O lugar é grande, tem jardim, é belo e formal, diferente do aconchegante Quintonil, atualmente tido como o 7º melhor restaurante do mundo. Intimista e com um serviço impecável, tem um banquete que ora parece um piquenique – um montão de itens sobre a mesa, que o chef Jorge Vallejo chama de Festival de entomofagia.
No momento, esta etapa do menu é composta por ceviche de vegetais da horta em leite de tigre de palma defumado; churrasco de cordeiro temperado com gafanhotinhos (chapulínes); linguiça caseira com feijão; hummus amendoado; tortillas de milho crioulo de origem entre outras receitinhas que podem ser combinadas ao gosto – e criatividade – do comensal.
Tomás sugere um jantar duplamente estrelado por noite e ao menos uma saideira, no caso, no Handshake, bar que acaba de ser coroado o melhor do mundo e tem a piña colada mais apreciada do planeta.
Para ninguém se perder na conta das 48 horas gastronômicas: foram dois almoços (o da primeira parada no La Docena e o Nicos), dois jantares Michelin e um café da manhã no Arca Tierra. O segundo fica para a Panadería Rosetta.

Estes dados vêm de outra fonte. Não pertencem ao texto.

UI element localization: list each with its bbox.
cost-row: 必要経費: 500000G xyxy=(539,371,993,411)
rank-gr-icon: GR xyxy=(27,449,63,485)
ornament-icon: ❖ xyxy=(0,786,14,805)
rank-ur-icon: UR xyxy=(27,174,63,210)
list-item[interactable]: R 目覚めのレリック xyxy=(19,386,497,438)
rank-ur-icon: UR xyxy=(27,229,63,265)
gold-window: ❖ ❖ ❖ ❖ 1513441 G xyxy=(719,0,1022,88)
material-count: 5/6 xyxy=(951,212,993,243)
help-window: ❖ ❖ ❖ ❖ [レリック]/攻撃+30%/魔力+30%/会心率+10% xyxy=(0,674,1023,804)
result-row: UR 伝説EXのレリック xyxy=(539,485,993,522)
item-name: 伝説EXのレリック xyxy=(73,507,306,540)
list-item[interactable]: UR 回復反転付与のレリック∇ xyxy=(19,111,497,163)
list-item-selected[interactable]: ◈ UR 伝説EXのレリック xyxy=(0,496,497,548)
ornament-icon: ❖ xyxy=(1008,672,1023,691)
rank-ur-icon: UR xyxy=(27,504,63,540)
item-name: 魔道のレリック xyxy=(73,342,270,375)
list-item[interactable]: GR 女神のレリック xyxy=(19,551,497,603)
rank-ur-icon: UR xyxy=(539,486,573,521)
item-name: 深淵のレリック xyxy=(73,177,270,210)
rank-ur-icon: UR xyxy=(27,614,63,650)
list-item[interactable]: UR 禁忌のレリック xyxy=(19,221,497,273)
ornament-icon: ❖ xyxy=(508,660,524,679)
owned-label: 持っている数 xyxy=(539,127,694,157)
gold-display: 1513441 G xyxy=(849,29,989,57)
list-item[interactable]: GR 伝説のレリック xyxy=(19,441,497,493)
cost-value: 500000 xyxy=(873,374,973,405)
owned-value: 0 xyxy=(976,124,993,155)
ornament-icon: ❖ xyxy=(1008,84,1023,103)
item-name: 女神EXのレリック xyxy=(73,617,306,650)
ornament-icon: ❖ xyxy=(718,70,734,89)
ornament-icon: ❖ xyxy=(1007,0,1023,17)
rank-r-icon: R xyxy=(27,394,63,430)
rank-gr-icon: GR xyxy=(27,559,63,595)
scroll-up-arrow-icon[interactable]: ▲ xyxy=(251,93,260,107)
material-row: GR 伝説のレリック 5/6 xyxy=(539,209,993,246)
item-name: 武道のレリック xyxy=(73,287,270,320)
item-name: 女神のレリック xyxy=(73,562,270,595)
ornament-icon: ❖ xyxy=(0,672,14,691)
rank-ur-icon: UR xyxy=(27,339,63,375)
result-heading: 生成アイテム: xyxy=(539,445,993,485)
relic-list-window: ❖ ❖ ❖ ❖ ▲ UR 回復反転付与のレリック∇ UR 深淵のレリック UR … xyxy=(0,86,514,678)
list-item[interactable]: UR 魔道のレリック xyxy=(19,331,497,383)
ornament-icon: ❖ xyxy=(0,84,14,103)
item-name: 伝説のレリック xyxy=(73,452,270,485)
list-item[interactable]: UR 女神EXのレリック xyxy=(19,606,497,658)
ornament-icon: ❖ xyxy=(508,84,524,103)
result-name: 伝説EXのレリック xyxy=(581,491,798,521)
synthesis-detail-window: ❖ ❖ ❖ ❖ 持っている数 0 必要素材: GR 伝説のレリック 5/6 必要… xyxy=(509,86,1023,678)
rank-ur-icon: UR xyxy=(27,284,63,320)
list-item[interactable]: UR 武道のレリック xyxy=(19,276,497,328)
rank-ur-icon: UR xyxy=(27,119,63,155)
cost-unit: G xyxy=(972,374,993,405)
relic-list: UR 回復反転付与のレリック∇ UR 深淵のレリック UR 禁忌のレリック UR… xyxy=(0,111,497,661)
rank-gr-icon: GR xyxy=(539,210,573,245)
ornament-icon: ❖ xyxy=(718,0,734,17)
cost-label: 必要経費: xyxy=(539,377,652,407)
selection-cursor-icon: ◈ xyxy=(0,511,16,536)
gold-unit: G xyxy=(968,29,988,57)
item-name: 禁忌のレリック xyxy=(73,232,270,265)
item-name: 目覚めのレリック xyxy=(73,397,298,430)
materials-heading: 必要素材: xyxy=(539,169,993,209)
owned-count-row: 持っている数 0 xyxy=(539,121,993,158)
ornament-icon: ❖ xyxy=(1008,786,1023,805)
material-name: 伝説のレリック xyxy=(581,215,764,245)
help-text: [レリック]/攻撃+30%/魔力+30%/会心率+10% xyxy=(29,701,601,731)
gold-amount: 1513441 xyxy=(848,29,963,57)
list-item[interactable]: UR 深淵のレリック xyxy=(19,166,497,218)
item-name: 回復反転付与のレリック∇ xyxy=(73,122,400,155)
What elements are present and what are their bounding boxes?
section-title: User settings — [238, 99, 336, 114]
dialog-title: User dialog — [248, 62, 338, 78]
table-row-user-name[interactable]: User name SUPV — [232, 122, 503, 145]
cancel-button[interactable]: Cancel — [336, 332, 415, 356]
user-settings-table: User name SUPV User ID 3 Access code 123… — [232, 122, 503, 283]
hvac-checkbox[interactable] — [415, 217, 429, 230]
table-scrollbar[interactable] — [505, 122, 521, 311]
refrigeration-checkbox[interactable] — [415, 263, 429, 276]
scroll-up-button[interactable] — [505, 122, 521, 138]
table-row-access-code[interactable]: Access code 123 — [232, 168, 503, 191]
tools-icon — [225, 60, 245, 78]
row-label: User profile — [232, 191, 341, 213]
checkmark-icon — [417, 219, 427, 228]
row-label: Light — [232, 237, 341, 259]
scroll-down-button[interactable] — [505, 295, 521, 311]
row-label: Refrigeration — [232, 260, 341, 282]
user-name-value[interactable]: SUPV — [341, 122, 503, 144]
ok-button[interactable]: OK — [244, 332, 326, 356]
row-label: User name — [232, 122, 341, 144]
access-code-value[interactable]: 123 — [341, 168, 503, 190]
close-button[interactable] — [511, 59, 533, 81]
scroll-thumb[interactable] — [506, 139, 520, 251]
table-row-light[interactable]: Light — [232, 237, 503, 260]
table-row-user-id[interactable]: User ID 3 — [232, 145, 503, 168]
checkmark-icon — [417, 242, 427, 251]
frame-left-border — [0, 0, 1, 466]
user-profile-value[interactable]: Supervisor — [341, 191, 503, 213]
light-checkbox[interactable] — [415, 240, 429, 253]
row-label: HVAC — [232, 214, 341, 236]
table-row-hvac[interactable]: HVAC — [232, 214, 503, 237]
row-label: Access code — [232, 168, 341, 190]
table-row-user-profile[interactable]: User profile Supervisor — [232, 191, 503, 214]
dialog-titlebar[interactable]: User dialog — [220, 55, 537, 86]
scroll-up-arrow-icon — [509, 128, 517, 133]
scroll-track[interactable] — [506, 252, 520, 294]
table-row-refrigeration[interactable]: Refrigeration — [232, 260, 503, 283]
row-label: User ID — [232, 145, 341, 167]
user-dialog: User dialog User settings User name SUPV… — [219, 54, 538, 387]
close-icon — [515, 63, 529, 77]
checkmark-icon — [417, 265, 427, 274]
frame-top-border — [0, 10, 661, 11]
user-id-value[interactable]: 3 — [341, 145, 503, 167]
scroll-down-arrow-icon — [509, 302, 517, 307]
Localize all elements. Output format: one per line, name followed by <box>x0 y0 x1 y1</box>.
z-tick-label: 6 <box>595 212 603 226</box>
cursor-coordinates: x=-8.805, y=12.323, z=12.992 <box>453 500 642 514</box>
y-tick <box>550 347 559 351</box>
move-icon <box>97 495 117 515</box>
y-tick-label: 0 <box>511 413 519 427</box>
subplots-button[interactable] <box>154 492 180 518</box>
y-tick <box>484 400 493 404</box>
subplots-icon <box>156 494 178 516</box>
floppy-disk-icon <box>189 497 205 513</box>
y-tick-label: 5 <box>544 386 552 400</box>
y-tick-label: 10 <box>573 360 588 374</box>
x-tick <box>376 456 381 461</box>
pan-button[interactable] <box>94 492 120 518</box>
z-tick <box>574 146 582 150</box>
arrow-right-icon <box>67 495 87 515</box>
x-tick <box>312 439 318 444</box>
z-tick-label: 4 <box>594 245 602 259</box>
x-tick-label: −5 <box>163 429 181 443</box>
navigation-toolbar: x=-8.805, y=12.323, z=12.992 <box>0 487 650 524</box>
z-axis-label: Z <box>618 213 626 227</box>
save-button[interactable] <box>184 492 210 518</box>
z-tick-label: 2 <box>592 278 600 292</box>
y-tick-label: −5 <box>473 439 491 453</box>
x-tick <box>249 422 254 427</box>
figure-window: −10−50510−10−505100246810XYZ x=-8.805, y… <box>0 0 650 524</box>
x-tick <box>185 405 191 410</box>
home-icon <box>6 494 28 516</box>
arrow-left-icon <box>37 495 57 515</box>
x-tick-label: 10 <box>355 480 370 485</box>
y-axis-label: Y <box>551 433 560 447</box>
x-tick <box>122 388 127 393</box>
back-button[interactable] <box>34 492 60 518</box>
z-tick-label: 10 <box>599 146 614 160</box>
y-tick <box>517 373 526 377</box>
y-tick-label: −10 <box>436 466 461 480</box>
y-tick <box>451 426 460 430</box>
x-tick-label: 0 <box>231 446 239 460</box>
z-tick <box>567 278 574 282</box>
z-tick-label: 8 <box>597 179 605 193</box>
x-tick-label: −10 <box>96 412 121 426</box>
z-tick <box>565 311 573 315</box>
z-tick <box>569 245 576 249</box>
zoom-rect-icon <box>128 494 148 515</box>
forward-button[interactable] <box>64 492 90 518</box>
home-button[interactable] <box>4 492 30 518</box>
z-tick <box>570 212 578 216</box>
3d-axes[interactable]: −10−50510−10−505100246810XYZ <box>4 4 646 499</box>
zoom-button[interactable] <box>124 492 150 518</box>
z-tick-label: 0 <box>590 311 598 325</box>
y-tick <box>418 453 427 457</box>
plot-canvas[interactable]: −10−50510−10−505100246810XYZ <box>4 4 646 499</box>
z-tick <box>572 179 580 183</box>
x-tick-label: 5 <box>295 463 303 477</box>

A padaria de Elena Reygadas, eleita a melhor chef do mundo pelo 50 Best em 2023, tem quase 50 tipos de pães. É um mergulho em massas tradicionais do México, técnicas quase esquecidas e fermentações vagarosas. Mas não só.
Na parte doce, os maiores hits são o roll de goiaba e o sonho de marmelo; na salgada, há sanduíches generosos, como o de peru com abacate e pesto de avelãs e receitas com ovos, como os huevos ahogados, o shakshuka local, que vem com pão camponês.